MATE5416 Set Theory 5–10 ECTS
Period I Period II Period III Period IV
Language of instruction
Type or level of studies
Advanced studies
Course unit descriptions in the curriculum
Department of Mathematics and Statistics

General description

Set theory and Mathematical Practice-

Finite computability, measure, the continuum


We will give introduction to standard set theory but by stressing two nonstandard themes (that in Cantor's hands--the founding father--were one)

1. we emphasize the historical emergence of set theory from complex analysis in between 1870-1880

2. we stress throughout the course the critical--often necessary uses--of "abstract" set theory in settling simple propositions about the real line concerning measure theory, features of real functions, how many points are there in this or that set of reals etc.


It is commonly assumed much of ZFC(standard axiomatic set theory) is not "needed" in ordinary math practice. We show that this is not quite right-- (very) large cardinal theory is essential. The theme goes back to Friedman/Martin result of the 1970's about Borel determinacy but today there are many more such examples. We connect this to use of infinity axioms in gauging "consistency results".
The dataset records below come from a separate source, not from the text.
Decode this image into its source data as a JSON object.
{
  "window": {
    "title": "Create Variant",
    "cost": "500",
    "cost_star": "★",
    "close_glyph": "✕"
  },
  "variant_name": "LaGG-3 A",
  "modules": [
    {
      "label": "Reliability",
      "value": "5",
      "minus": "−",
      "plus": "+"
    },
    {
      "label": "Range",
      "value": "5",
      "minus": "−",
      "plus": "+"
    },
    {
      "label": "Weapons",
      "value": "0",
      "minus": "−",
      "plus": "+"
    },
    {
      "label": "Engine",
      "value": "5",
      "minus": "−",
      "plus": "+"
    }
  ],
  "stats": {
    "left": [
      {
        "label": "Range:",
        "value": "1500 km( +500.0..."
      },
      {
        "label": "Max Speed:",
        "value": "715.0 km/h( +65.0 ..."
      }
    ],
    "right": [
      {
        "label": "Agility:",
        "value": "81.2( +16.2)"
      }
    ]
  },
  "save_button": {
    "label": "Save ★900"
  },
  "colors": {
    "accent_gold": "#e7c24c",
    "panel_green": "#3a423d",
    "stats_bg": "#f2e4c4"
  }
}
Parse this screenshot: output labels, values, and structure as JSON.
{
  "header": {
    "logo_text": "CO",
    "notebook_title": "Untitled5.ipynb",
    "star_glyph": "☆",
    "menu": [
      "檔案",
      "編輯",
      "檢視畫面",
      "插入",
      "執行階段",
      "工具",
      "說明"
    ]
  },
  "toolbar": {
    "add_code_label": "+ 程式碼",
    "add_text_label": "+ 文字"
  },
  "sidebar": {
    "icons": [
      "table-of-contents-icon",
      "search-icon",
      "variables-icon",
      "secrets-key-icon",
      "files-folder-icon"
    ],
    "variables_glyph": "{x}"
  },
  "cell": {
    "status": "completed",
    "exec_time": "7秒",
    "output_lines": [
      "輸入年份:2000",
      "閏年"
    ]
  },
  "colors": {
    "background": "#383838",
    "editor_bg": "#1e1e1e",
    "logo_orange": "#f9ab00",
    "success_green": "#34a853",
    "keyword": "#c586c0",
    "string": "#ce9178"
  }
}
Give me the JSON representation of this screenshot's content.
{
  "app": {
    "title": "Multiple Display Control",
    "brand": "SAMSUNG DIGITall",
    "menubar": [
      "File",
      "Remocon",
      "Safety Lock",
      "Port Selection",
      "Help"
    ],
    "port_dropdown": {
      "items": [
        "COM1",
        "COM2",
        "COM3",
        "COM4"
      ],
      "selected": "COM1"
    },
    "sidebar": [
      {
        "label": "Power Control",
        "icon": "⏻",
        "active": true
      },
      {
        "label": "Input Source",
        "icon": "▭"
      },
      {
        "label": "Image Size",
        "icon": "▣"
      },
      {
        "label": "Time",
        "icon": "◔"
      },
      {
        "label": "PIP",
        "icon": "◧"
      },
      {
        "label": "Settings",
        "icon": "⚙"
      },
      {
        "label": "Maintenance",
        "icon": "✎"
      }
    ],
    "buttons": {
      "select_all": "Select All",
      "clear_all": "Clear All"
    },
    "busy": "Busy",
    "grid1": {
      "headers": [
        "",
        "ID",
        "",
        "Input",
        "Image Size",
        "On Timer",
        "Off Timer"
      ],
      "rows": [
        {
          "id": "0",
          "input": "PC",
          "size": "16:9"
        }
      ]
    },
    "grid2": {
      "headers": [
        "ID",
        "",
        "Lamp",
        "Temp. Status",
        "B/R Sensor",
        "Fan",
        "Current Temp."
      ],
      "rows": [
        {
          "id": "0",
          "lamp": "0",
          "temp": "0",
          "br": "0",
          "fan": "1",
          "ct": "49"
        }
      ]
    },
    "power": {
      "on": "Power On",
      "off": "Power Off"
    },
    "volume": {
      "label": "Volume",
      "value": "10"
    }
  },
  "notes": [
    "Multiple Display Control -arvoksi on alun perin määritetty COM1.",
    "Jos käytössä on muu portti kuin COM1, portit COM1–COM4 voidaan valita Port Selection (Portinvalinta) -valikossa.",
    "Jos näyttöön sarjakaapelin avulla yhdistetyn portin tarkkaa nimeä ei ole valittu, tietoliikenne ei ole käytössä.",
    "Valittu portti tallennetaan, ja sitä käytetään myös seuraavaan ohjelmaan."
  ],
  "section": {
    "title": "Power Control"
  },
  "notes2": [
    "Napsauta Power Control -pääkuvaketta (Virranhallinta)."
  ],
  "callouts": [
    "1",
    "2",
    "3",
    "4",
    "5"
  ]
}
We will study Cantor's 1883 informal principles; then his 1899 sets vs. classes; the well ordering theorem (axiom?).Then Zermelo's 1908 axiomatization ZC, without the axiom F and in a full second order language; then Skolem's modern formal version (1920-2) with the axiom F in first order form + denumerable models for set theory (and the so called Skolem Paradox). We will reach Godel's key minimal model L (via Von Neumann's earlier mini models). The last segment will look at recent work of Hugh Woodin bent on settling Cantor's 1878 continuum hypothesis in a revised form of Godel's L, called Ultimate L, wherein all (yes, all!) large infinities(cardinals) are accommodated.

The course is interested in understanding

(1) why set theory has become a sort of universal language of math

(2) asking: is it a universal language of math?

(3) why are many structural features of R missed by standard set theory?

(4) is set theory fully articulating the notion of ...infinity?


Given the informality of our approach, any student (without fancy background) can start and try. Lectures start September 15that 12 in Quantum (room M3, third floor, Math and Stat Dept.)



Joseph Almog and Vesa Halava

Teachers responsible

Vesa Halava
Joseph Almog


Thu 15-Sep-2016 - 8-Dec-2016 weekly at 12-14, M3, Quantum
Thu 15-Dec-2016 at 10-12, M3, Quantum